Karim brooded all the way to Damascus, where Akil replenished their funds and sent emails to the cell members directing them to contact their new leader. He ignored any replies by the simple process of discontinuing that account.
They spent two nights at the Four Seasons; a risk, Akil admitted, but Zarqawi had left the Swiss account in a very healthy state, and what was fate for, if not to be tempted? He was sure the Prophet would have understood. They outfitted themselves in a Banana Republic a block down the street, Karim looking very smart and very Western in his new clothes, and young enough to think of his appearance as something other than camouflage.
They ate a sumptuous meal in an
Indian restaurant in a quiet neighborhood, and found a late-night cafe where the waiter didn't hurry them over their coffee. Karim watched the girls walking by in giggling groups. Akil watched the omnipresent television hung from the ceiling in one corner, this one tuned to CNN. An earthquake in the Far East, more bombings in the Middle East, a plane crash in South America. Tony Blair on his way out due to his slavish allegiance to George Bush's Iraqi agenda. A space shuttle landing at Cape Canaveral after a successful mission to the International Space Station, and then someone from NASA came on to talk about the retiring of the space shuttle in 2010, and the missions scheduled between now and then.
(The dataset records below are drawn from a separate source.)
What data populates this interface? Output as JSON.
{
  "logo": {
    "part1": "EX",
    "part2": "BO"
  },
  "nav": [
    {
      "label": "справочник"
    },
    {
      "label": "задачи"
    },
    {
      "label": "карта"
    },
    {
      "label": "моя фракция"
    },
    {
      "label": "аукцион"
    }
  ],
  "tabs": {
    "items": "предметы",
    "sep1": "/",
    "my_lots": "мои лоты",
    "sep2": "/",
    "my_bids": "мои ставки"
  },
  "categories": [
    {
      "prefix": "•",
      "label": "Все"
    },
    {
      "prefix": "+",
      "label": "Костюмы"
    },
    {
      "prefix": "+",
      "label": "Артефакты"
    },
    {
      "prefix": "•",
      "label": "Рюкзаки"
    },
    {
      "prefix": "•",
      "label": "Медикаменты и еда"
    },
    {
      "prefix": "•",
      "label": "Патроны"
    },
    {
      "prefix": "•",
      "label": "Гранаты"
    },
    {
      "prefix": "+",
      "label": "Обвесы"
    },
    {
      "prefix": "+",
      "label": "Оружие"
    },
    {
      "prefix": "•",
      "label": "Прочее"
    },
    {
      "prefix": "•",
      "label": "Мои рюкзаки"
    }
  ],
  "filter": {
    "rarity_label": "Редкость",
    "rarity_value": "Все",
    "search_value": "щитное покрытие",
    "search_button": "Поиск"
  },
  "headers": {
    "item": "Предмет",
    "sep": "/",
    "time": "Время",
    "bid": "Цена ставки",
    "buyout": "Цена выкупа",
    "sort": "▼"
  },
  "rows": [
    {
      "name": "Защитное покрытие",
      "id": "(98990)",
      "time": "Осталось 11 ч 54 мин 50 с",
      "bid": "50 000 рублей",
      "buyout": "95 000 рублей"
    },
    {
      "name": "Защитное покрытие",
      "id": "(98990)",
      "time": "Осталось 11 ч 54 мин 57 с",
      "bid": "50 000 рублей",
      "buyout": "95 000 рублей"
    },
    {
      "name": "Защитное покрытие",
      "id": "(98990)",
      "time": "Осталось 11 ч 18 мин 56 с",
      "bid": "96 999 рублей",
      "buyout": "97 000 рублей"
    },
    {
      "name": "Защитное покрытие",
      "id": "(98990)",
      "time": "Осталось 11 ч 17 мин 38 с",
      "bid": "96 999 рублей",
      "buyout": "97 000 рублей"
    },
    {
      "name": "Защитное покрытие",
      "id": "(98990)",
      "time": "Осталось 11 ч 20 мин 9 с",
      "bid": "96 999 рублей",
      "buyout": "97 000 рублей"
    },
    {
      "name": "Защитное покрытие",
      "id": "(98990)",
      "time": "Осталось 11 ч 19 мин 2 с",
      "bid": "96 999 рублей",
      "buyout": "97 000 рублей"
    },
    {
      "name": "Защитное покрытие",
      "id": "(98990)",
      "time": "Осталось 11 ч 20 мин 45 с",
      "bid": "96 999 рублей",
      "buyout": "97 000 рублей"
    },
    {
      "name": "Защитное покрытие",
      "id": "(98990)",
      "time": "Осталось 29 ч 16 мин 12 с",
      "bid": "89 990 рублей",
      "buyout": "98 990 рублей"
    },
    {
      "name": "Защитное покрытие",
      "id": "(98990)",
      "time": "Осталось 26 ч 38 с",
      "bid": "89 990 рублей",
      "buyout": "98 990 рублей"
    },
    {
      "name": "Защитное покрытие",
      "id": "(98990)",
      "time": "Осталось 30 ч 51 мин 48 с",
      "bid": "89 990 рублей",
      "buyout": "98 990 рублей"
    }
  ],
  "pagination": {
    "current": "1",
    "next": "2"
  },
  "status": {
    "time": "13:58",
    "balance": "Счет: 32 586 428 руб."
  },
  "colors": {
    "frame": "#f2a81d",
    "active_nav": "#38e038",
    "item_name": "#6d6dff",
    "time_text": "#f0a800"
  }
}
In business news the world's stock exchanges were climbing to new highs, well into recovery from the burst tech bubble a few years back. Construction of new homes was also at a new high. Rupert Murdoch was buying more newspapers and media conglomerates. There was a brief spot on Al Jazeera and how it had become the voice of record to Muslims everywhere. An American media company was being simultaneously lauded and chastised for carrying Al Jazeera on its basic programming. It seemed even the Pentagon was watching Al Jazeera nowadays. Pity it wasn't the White House.
Karim spoke to him twice before he heard him. "I'm sorry, Karim," he said, turning. "What did you say?"
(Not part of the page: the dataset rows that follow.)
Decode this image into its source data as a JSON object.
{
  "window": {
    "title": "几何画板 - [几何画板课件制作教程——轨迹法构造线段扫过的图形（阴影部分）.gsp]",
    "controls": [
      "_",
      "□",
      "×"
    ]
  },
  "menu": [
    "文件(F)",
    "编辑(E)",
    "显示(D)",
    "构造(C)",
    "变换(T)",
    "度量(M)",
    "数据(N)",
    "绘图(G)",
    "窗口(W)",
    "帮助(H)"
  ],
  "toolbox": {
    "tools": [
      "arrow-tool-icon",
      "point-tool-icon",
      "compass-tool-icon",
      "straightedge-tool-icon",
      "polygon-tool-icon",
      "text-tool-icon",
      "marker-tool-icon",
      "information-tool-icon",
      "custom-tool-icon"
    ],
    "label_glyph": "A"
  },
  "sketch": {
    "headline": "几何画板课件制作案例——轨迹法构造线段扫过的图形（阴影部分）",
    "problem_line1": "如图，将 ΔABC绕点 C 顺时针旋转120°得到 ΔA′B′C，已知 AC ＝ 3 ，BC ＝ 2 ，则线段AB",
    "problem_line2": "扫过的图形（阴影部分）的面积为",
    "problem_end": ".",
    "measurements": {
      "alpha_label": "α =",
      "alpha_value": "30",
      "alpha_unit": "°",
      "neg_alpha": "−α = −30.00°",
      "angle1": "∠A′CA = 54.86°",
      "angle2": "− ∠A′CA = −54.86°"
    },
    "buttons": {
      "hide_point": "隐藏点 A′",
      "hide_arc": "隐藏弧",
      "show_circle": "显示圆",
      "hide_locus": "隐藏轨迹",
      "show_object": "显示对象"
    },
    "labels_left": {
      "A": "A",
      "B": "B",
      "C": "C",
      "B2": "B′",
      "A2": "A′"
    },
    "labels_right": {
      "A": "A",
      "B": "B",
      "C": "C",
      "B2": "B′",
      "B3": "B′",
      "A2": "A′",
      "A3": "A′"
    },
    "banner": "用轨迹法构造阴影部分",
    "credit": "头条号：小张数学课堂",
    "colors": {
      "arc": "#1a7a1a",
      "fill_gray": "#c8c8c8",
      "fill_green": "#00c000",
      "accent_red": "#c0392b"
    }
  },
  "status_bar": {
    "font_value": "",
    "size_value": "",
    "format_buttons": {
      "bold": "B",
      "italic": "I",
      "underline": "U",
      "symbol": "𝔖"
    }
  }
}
"You have not told me where we are going," Karim said, a little diffidently. One learned not to question in Zarqawi's organization, one learned to obey. "Or when. Or what we do next."
Akil forced a smile. "All in good time, Karim."
Karim looked at him, worried. Isa seemed very preoccupied and remained so all the way back to the hotel.
It wasn't until they got to the airport and Akil gave him his ticket that Karim realized their destination was not the same. "Isa!" he said in consternation. "I want to go with you! I follow you! I look to you!"